Él alargó la mano, cogió el trozo de papel y leyó el encabezamiento mientras levantaba una ceja.
―Así que usted es abogada.
―Sí, penalista.
Legrand metió la tarjeta en el bolsillo de la bata.
―Si tuviera que ir a New York tendré en cuenta su oferta.
Cogió el sobre blanco que había al lado del expediente de urgencias y extrajo un folio.
―Miss Lehmann, vayamos al grano: las hCG están dentro de los parámetros normales, aunque son un poco altas. Dado que su embarazo está en sus comienzos no necesita correr enseguida al médico, sobre todo ahora que le hemos hecho los análisis y que son todos normales; dentro de un mes, cuando comience con los controles de rutina lleve con usted también esto. ―Le dio el folio.
Loreley lo metió de nuevo en el sobre y a continuación en el bolso.
―A decir verdad tengo ya una cita: para la próxima semana. Un poco pronto, lo sé, pero querría tener respuestas a algunas preguntas.
―Si puedo ayudarla, yo...
―Claro que podría pero temo robarle demasiado tiempo a sus pacientes.
―Hagamos lo siguiente ―le respondió dando una ojeada al reloj de pared ―dentro de una hora es mi descanso para comer. ―Enderezó la espalda y avanzó hacia ella ―si quiere, podemos hablar sobre esto mientras comemos algo: ¿qué le parece?
Loreley hizo sus cálculos: faltaban unas tres horas para la salida del avión, por lo tanto conseguiría cogerlo si no se extendía hablando.

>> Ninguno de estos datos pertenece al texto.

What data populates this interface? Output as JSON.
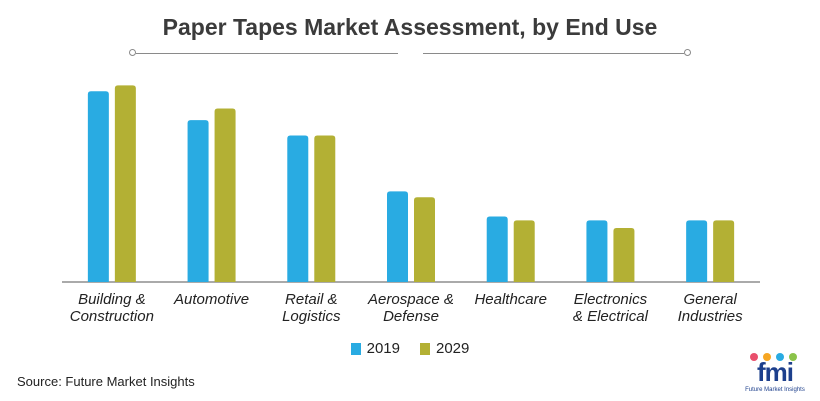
{
  "title": "Paper Tapes Market Assessment, by End Use",
  "source": "Source: Future Market Insights",
  "logo": {
    "text": "fmi",
    "subtitle": "Future Market Insights"
  },
  "colors": {
    "series_2019": "#29abe2",
    "series_2029": "#b3b034",
    "axis": "#555555",
    "logo_dots": [
      "#e94f6c",
      "#f6a623",
      "#29abe2",
      "#8bc34a",
      "#9c27b0"
    ]
  },
  "chart_data": {
    "type": "bar",
    "categories": [
      [
        "Building &",
        "Construction"
      ],
      [
        "Automotive"
      ],
      [
        "Retail &",
        "Logistics"
      ],
      [
        "Aerospace &",
        "Defense"
      ],
      [
        "Healthcare"
      ],
      [
        "Electronics",
        "& Electrical"
      ],
      [
        "General",
        "Industries"
      ]
    ],
    "series": [
      {
        "name": "2019",
        "values": [
          99,
          84,
          76,
          47,
          34,
          32,
          32
        ]
      },
      {
        "name": "2029",
        "values": [
          102,
          90,
          76,
          44,
          32,
          28,
          32
        ]
      }
    ],
    "ylim": [
      0,
      110
    ],
    "grid": false,
    "legend_position": "bottom-center"
  }
}
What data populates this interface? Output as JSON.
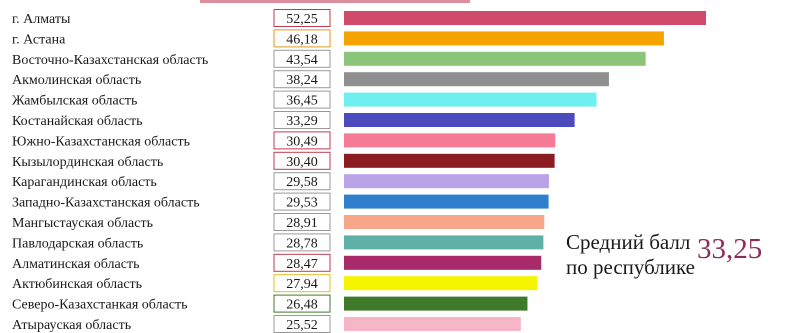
{
  "chart_data": {
    "type": "bar",
    "orientation": "horizontal",
    "categories": [
      "г. Алматы",
      "г. Астана",
      "Восточно-Казахстанская область",
      "Акмолинская область",
      "Жамбылская область",
      "Костанайская область",
      "Южно-Казахстанская область",
      "Кызылординская область",
      "Карагандинская область",
      "Западно-Казахстанская область",
      "Мангыстауская область",
      "Павлодарская область",
      "Алматинская область",
      "Актюбинская область",
      "Северо-Казахстанкая область",
      "Атырауская область"
    ],
    "values": [
      52.25,
      46.18,
      43.54,
      38.24,
      36.45,
      33.29,
      30.49,
      30.4,
      29.58,
      29.53,
      28.91,
      28.78,
      28.47,
      27.94,
      26.48,
      25.52
    ],
    "value_labels": [
      "52,25",
      "46,18",
      "43,54",
      "38,24",
      "36,45",
      "33,29",
      "30,49",
      "30,40",
      "29,58",
      "29,53",
      "28,91",
      "28,78",
      "28,47",
      "27,94",
      "26,48",
      "25,52"
    ],
    "colors": [
      "#cf4a6b",
      "#f5a300",
      "#8cc47a",
      "#8f8f8f",
      "#6ff0f0",
      "#4b4bbd",
      "#f57a95",
      "#8a1c22",
      "#b9a2e8",
      "#2f7fcc",
      "#f7a68a",
      "#5fb0a6",
      "#a82a6a",
      "#f5f500",
      "#3f7a2a",
      "#f7b6c8"
    ],
    "box_border_colors": [
      "#c23a52",
      "#e09a1a",
      "#999999",
      "#999999",
      "#999999",
      "#999999",
      "#c23a52",
      "#c23a52",
      "#999999",
      "#999999",
      "#999999",
      "#999999",
      "#c23a52",
      "#e0c020",
      "#3f7a2a",
      "#999999"
    ],
    "xlim": [
      0,
      60
    ],
    "grid": false,
    "legend": "none"
  },
  "average": {
    "label_line1": "Средний балл",
    "label_line2": "по республике",
    "value": "33,25",
    "color": "#8c2b5a"
  },
  "header_fragment_color": "#c0324f"
}
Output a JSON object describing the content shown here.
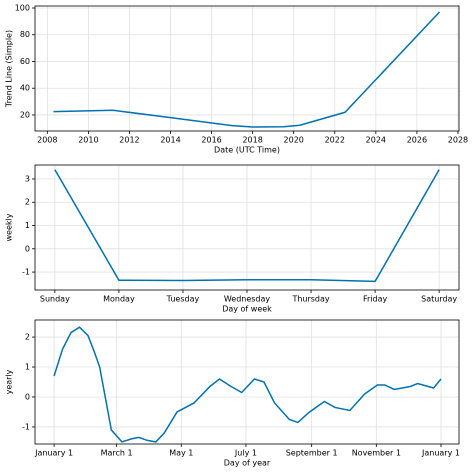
{
  "chart_data": [
    {
      "type": "line",
      "ylabel": "Trend Line (Simple)",
      "xlabel": "Date (UTC Time)",
      "color": "#0072B2",
      "grid": true,
      "x": [
        2008.3,
        2011.2,
        2014,
        2017,
        2018,
        2019.5,
        2020.3,
        2022.5,
        2027.1
      ],
      "values": [
        22.5,
        23.5,
        18,
        12,
        11,
        11.2,
        12.3,
        22,
        97
      ],
      "xlim": [
        2007.4,
        2028.05
      ],
      "xticks": [
        2008,
        2010,
        2012,
        2014,
        2016,
        2018,
        2020,
        2022,
        2024,
        2026,
        2028
      ],
      "ylim": [
        8,
        101.5
      ],
      "yticks": [
        20,
        40,
        60,
        80,
        100
      ]
    },
    {
      "type": "line",
      "ylabel": "weekly",
      "xlabel": "Day of week",
      "color": "#0072B2",
      "grid": true,
      "categories": [
        "Sunday",
        "Monday",
        "Tuesday",
        "Wednesday",
        "Thursday",
        "Friday",
        "Saturday"
      ],
      "values": [
        3.4,
        -1.35,
        -1.36,
        -1.33,
        -1.33,
        -1.4,
        3.4
      ],
      "ylim": [
        -1.77,
        3.6
      ],
      "yticks": [
        -1,
        0,
        1,
        2,
        3
      ]
    },
    {
      "type": "line",
      "ylabel": "yearly",
      "xlabel": "Day of year",
      "color": "#0072B2",
      "grid": true,
      "x": [
        0,
        8,
        16,
        24,
        32,
        38,
        43,
        54,
        64,
        73,
        80,
        88,
        96,
        104,
        116,
        132,
        147,
        156,
        167,
        177,
        189,
        198,
        208,
        222,
        230,
        241,
        255,
        265,
        279,
        293,
        305,
        312,
        321,
        336,
        343,
        353,
        358,
        365
      ],
      "values": [
        0.7,
        1.6,
        2.15,
        2.33,
        2.05,
        1.5,
        1.0,
        -1.1,
        -1.5,
        -1.4,
        -1.35,
        -1.45,
        -1.5,
        -1.2,
        -0.5,
        -0.2,
        0.35,
        0.6,
        0.35,
        0.15,
        0.6,
        0.5,
        -0.2,
        -0.75,
        -0.85,
        -0.5,
        -0.15,
        -0.35,
        -0.45,
        0.1,
        0.4,
        0.4,
        0.25,
        0.35,
        0.45,
        0.35,
        0.3,
        0.6
      ],
      "xlim": [
        -18,
        382
      ],
      "xticks": [
        {
          "value": 0,
          "label": "January 1"
        },
        {
          "value": 59,
          "label": "March 1"
        },
        {
          "value": 120,
          "label": "May 1"
        },
        {
          "value": 181,
          "label": "July 1"
        },
        {
          "value": 243,
          "label": "September 1"
        },
        {
          "value": 304,
          "label": "November 1"
        },
        {
          "value": 365,
          "label": "January 1"
        }
      ],
      "ylim": [
        -1.57,
        2.57
      ],
      "yticks": [
        -1,
        0,
        1,
        2
      ]
    }
  ]
}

―Es una excelente idea. Si a usted le parece bien a mí también. Prometo ser concisa.
***
Sentada en el asiento del avión, con un vaso de té en la mano, Loreley reflexionaba sobre lo que le había dicho el doctor Legrand. El hecho de que ella se hubiese quedado embarazada a pesar de que hubiese tomado regularmente la píldora, podía ser debido a distintos motivos. El mes anterior había estado enferma algunos días con el estómago revuelto. Como consecuencia el médico le había prescrito unos desinfectantes intestinales; sin hablar de los analgésicos que a menudo tomaba para el dolor de cabeza. Todo esto podía haber causado la mala absorción de las hormonas que contenían las píldoras, con la consiguiente alteración de la actividad anticonceptiva.
Ahora todo tenía sentido. Hacérselo comprender a Johnny, sin embargo, no iba a ser nada fácil. Pero ¿él merecía una explicación después de su comportamiento en París? Con razón o sin ella no habría debido reaccionar de tan mala manera y dejarla sola.
¿Qué confianza podía tener en un hombre que en vez de afrontar la situación huye?
Llevó el vaso de té a la boca pero un ligero movimiento del avión la sobresaltó y un poco de té se vertió sobre el suéter.
¡Porras, estaba más torpe que nunca! Se secó con la servilleta de papel que la asistente de vuelo le había dado junto con la bebida y los pensamientos recomenzaron en donde habían sido interrumpidos.
En los últimos tiempos también ella había tenido un comportamiento parecido: ¿no se había escapado, por lo menos dos veces, de Sonny? ¿Había tenido agallas para confesar a Johnny lo que había sucedido entre ella y aquel hombre?
Apoyó la cabeza en el respaldo de la butaca y suspiró. Debía tomar algunas decisiones importantes: con respecto al embarazo, con respecto a su relación con John y con respecto al asunto pendiente con Sonny. No podía esperar continuar por ese camino y culpar a los demás. A menudo había oído decir que las mentiras traen otras mentiras hasta que ya no se sabe cómo gestionarlas. ¡Y finalmente se queda uno con el culo al aire!
Giró la cabeza hacia la ventanilla, miró hacia abajo pero no consiguió vislumbrar la tierra.